Sea Star Blanc de Noir 2014 ($17.47 for 520 cases). This wine won a gold medal and was judged the best rosé at the recent Northwest Wine Summit. The Pinot Noir grapes for this rosé are from the Clam Bay vineyard. The wine presents with a delicate pink hue and with appealing aromas of strawberry and rhubarb. That fruit is echoed on the palate, where the wine is crisp and refreshing. The texture is luscious even though the wine is balanced toward dryness. 92. 

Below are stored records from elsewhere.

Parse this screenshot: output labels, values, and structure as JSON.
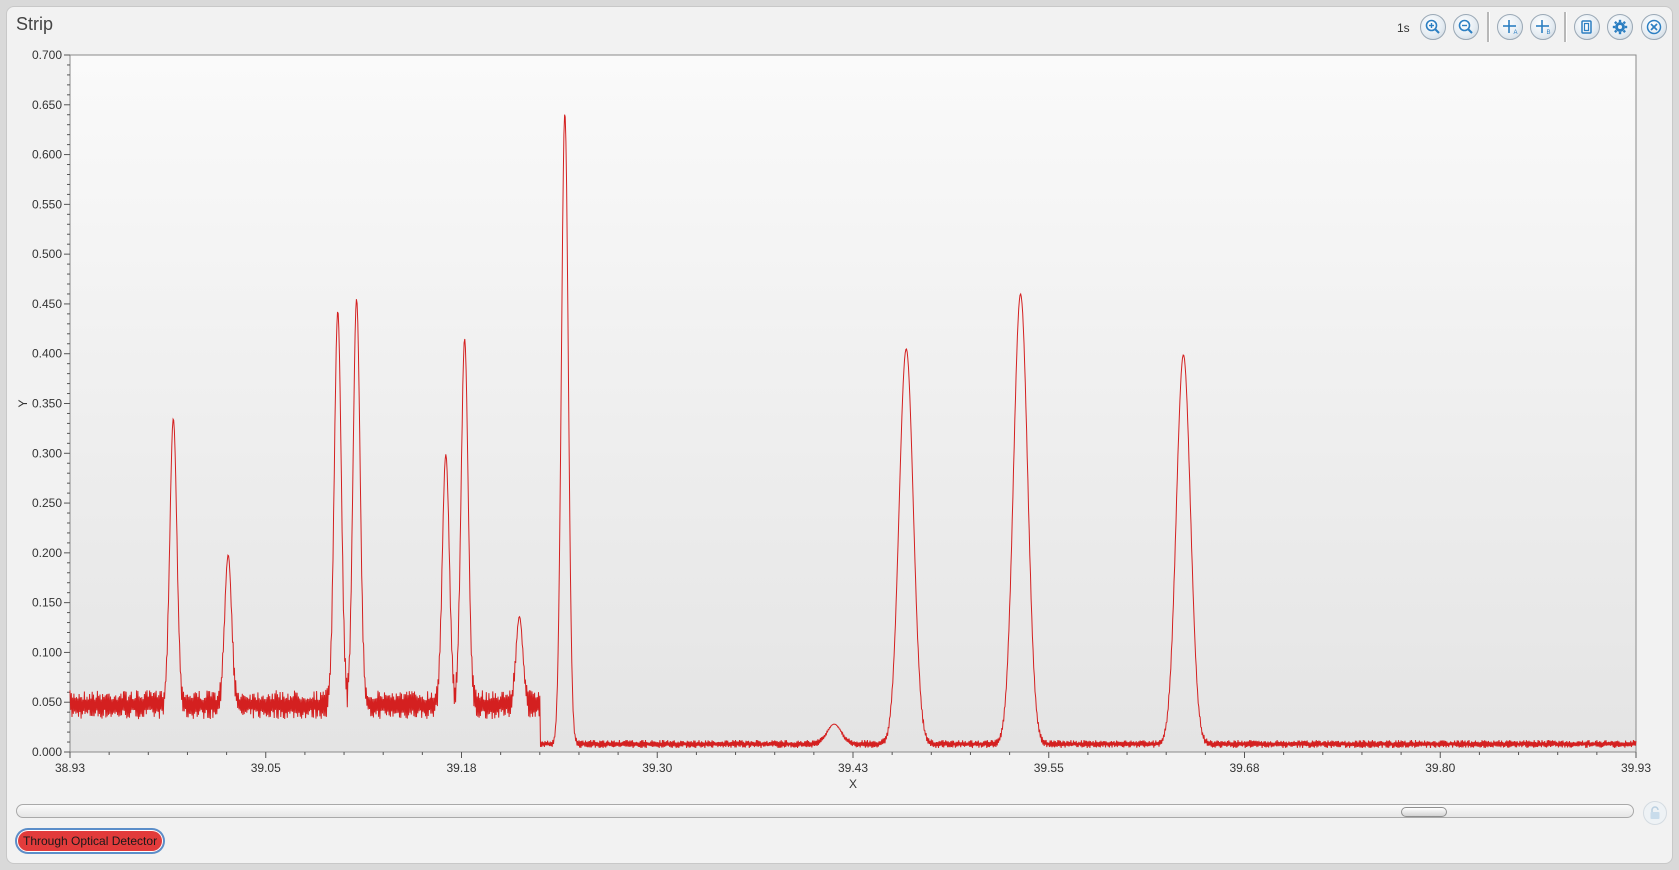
{
  "window": {
    "title": "Strip"
  },
  "toolbar": {
    "interval_label": "1s",
    "buttons": [
      {
        "name": "zoom-in-button",
        "icon": "zoom-in-icon"
      },
      {
        "name": "zoom-out-button",
        "icon": "zoom-out-icon"
      },
      {
        "name": "cursor-a-button",
        "icon": "cursor-a-icon",
        "letter": "A"
      },
      {
        "name": "cursor-b-button",
        "icon": "cursor-b-icon",
        "letter": "B"
      },
      {
        "name": "copy-button",
        "icon": "copy-icon"
      },
      {
        "name": "settings-button",
        "icon": "gear-icon"
      },
      {
        "name": "close-button",
        "icon": "close-icon"
      }
    ]
  },
  "chart_data": {
    "type": "line",
    "xlabel": "X",
    "ylabel": "Y",
    "xlim": [
      38.93,
      39.93
    ],
    "ylim": [
      0,
      0.7
    ],
    "x_ticks": [
      "38.93",
      "39.05",
      "39.18",
      "39.30",
      "39.43",
      "39.55",
      "39.68",
      "39.80",
      "39.93"
    ],
    "y_ticks": [
      "0.000",
      "0.050",
      "0.100",
      "0.150",
      "0.200",
      "0.250",
      "0.300",
      "0.350",
      "0.400",
      "0.450",
      "0.500",
      "0.550",
      "0.600",
      "0.650",
      "0.700"
    ],
    "grid": false,
    "series": [
      {
        "name": "Through Optical Detector",
        "color": "#d42020",
        "noise": [
          {
            "x_start": 38.93,
            "x_end": 39.23,
            "low": 0.033,
            "high": 0.062
          },
          {
            "x_start": 39.23,
            "x_end": 39.93,
            "low": 0.004,
            "high": 0.012
          }
        ],
        "peaks": [
          {
            "x": 38.996,
            "y": 0.335
          },
          {
            "x": 39.031,
            "y": 0.198
          },
          {
            "x": 39.101,
            "y": 0.443
          },
          {
            "x": 39.113,
            "y": 0.455
          },
          {
            "x": 39.17,
            "y": 0.299
          },
          {
            "x": 39.182,
            "y": 0.415
          },
          {
            "x": 39.217,
            "y": 0.136
          },
          {
            "x": 39.246,
            "y": 0.642
          },
          {
            "x": 39.418,
            "y": 0.028
          },
          {
            "x": 39.464,
            "y": 0.405
          },
          {
            "x": 39.537,
            "y": 0.46
          },
          {
            "x": 39.641,
            "y": 0.399
          }
        ]
      }
    ]
  },
  "scrollbar": {
    "position": 0.88
  },
  "legend": {
    "items": [
      {
        "label": "Through Optical Detector",
        "color": "#e23b3b"
      }
    ]
  }
}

Sea Star Encore 2013 ($21.75 for 470 cases).  This is a blend of Merlot, Cabernet Franc and Cabernet Sauvignon. It has been aged months in new and used French oak. The wine is still bright and youthful; I decanted the wine as recommended by the winery. It begins with aromas of red currants and noticeable oak. On the palate, there are flavours of black currant, prune, chocolate and liquorice. Because the oak has not finished marrying with the fruit, this wine will benefit from another year of bottle aging before being opened. And the winemaker knows that. The wine has been released now because of consumer demand. 88-90.